USAID designed and procured the Economic Prosperity Initiative (EPI) – a four-year USD 40.4 million program – to build upon this context of opportunity. Its broad goal is as follows:
“EPI will improve enterprise, industry, and country-level competitiveness by identifying and targeting key external and internal factors to enhance the growth rates and productivity of enterprises in the economy, thereby enhancing the economic well-being of workers in the economy.”
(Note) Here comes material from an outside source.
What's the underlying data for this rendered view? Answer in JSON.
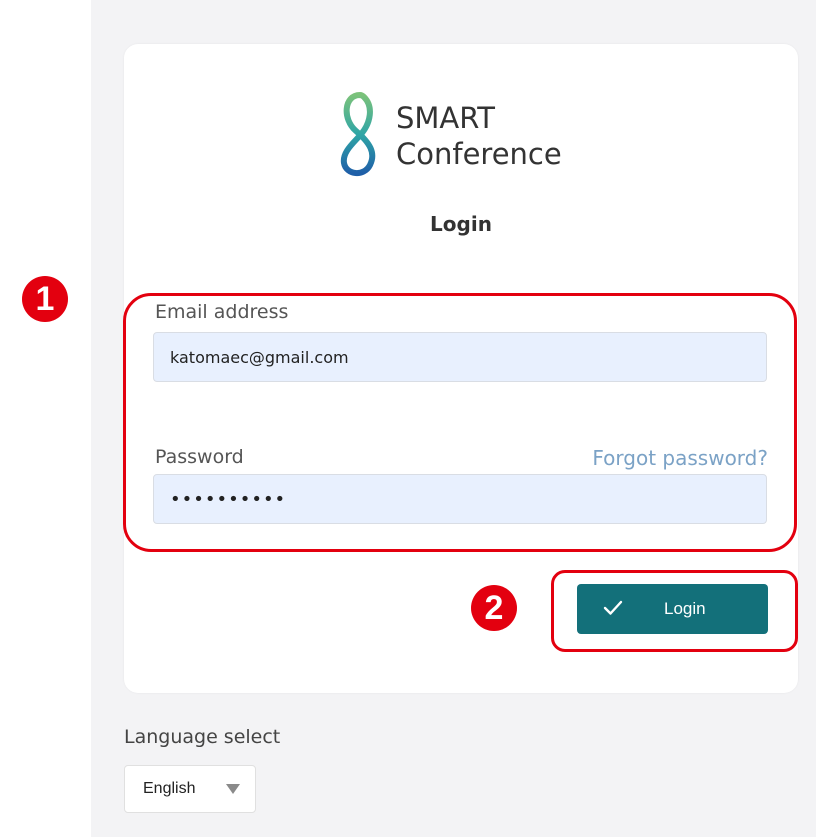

EPI contract sections “Component 2 – Improve the Competitiveness of Targeted Agriculture Sectors” and “Component 3 – Improve the Competitiveness of Targeted Non-Agriculture Sectors” require the evaluation of agriculture and non-agriculture sectors to be carried out, that ICT be one of the sectors evaluated, and that value chains be selected from priority sectors. When the EPI was mobilized in late October 2010, teams of value chain analysts began the process of prioritizing economic sectors by their potential in achieving the goal above, and in meeting various high-level EPI targets of productivity, employment, investment, access to finance, and exports.
This document details the initial research that led to the priority agricultural sectors, non-agricultural sectors and “cross-cutting” sectors. Value chains within these initial priority sectors will now be assessed in greater detail to determine priority value chains that EPI will partner to support Georgia’s competitiveness growth.